One practice is commonly swept under the rug of success: the sit-down meal. Now, I’m not an advocate for the over–priced, generic dining hall food, but at least the mandatory freshman meal plan forces the new, overly ambitious class to dedicate a portion of their day to sitting and eating together. Whether it’s Hill brunch or Commons dinner, freshman students can be sure to share an hour with a familiar face. The cafeterias provide a time for personal development by making social contact mandatory—no matter how chaotic the day is.

This sense of communal dining significantly fades after freshman year. Many Penn students scarf down Wawa wraps during long lectures, nibble on Frontera while studying alone for their next exam, or skip meals entirely to accommodate their busy schedules. Cooking is time-consuming, and the dining hall food is no Chipotle.

Our tendency to eat on the go isn’t natural. In many of the most cultured and intellectually developed countries (think Italy, Japan, and France) mealtimes are the foundation of society and relationships. Food is celebrated for its ability to bring people together and provide intimacy in everyday life. By contrast, our society regards extended meals as a superfluous, unproductive luxury. Instead, we applaud endless activity, overextending ourselves to the point of jeopardizing our mental and physical health.

Multiple studies prove the importance of families dining together, citing advantages like academic improvement, emotional support and healthier lifestyle choices. Downgrading mealtimes to a busy schedule can even generate eating abnormalities. In an age where human contact is already lessened by technology, we would benefit from standard meal times. You should be having dinner with a friend, and not your phone.

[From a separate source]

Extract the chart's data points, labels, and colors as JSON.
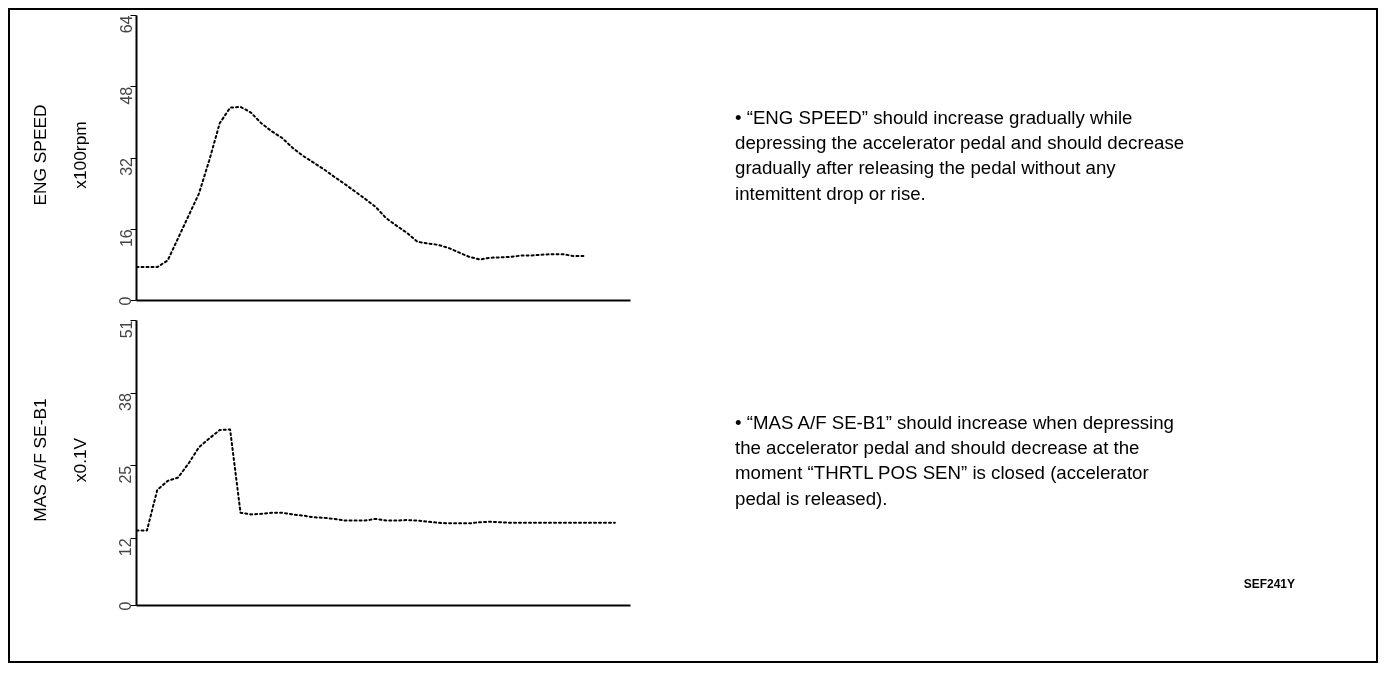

We all like to BYO, but we need to rethink the importance of mealtime on campus. Penn and its students would benefit from a social environment centered around sharing one of the most basic necessities of humanity: food. Eating should not be a necessary burden, but a time around which to form strong relationships and healthy habits. Perhaps this can be done through changing the stigma of dining halls, or renovating Houston and other on-campus restaurants to promote prolonged, social meals. Regardless, students at Penn need a break from our jam packed schedules, and a structured, enjoyable meal time setting would provide for just that. Let’s save our indulgent Wawa trips for finals.